Une heure plus tard, vers dix-huit heures, nous parvenions aux abords de Sofia. Nous traversâmes d'abord des quartiers délabrés, bordés de tranchées profondes, puis longeâmes des terrains vagues où des Tsiganes campaient et s'acharnaient à vivre. Leurs tentes détrempées semblaient près de s'engloutir dans les allu-vions. Image dérisoire: des fillettes romnis, portant de larges pantalons d'étoffe, à l'orientale, suspendaient du linge dans cette apocalypse de pluie et de boue. Regards écorchés. Sourires furtifs.
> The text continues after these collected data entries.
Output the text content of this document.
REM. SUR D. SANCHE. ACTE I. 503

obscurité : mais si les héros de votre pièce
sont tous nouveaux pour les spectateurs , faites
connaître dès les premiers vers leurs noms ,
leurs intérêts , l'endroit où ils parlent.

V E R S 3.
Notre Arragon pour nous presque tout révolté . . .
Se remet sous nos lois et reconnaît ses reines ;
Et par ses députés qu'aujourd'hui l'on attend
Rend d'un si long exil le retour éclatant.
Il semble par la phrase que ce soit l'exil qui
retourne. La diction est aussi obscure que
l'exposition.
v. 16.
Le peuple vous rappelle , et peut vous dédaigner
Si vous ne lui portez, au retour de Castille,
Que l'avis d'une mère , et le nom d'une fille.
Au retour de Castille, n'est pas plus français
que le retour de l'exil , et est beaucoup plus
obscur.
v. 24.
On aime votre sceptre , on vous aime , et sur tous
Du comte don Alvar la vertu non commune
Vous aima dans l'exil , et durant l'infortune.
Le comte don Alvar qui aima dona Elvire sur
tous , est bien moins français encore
Une nouvelle fois, la beauté et l'orgueil du peuple rom me frappaient au cœur.
Je pris le boulevard Lénine et déposai Marcel et Yeta place Naradno-Sabranie. Le couple possédait un deux pièces à proximité. Marcel voulut m'expliquer où habitait Milan Djuric. Il sortit un vieux calepin et commença à noircir une page entière de schémas, ajoutant des inscriptions cyrilliques. «Tu ne peux pas te tromper», dit-il en m'abreuvant de noms de rues, de détours, de détails inutiles. Enfin il inscrivit l'adresse exacte de Djuric, en caractères latins. Marcel et Yeta tenaient à m'accompagner à la gare. Nous nous donnâmes rendez-vous à vingt heures, ici même.
Je regagnai le Sheraton, bouclai mon sac et réglai la note, en plusieurs liasses épaisses de leva. Je m'enquis d'éventuels messages. A dix-huit heures trente, je roulais de nouveau dans les rues de Sofia la douce.
J'empruntai, encore une fois, le boulevard Rouski, puis tournai à gauche pour rejoindre l'avenue du Général-Vladimir-Zaïmov. Les enseignes lumineuses serpentaient dans les flaques. Je parvins au sommet d'une colline. En contrebas, s'étendait une véritable forêt. «Tu traverses le parc», avait dit Marcel. Je parcourus ainsi plusieurs kilomètres, dans des bois inextricables. Je découvris des cités tristes, le long d'un boulevard grisâtre. Je repérai enfin ma rue. Je tournai, hésitai, claquant mon châssis sur la chaussée défoncée, puis sillonnai en long et en large des immeubles anonymes. Le docteur habitait le bâtiment 3 C. Nulle part je ne trouvai le chiffre. Je montrai mon carnet à des enfants roms qui jouaient sous la pluie. Ils m'indiquèrent l'immeuble, situé juste en face de moi, en éclatant de rire.
A l'intérieur, la chaleur redoubla. Des odeurs de friture, de chou et d'ordures saturaient l'atmosphère. Au fond, deux hommes trituraient la porte de l'ascenseur. Des colosses en sueur, dont les muscles luisaient sous la lueur crue d'une lampe électrique. «Dr Djuric?», demandai-je. Ils m'indiquèrent le chiffre 2. Je montai d'un bond les étages et vis la plaque du médecin. Un vacarme d'enfer battait derrière la porte. Je sonnai. Plusieurs fois. On vint m'ouvrir. La musique me bondit aux tympans. Une femme, très ronde et très brune, se tenait devant moi. Je répétai mon nom et celui de Djuric. Elle finit par me laisser entrer puis m'abandonna dans un couloir exigu, parmi de forts effluves d'ail et une armée de chaussures. J'ôtai mes Dockside et attendis, le visage baigné de sueur.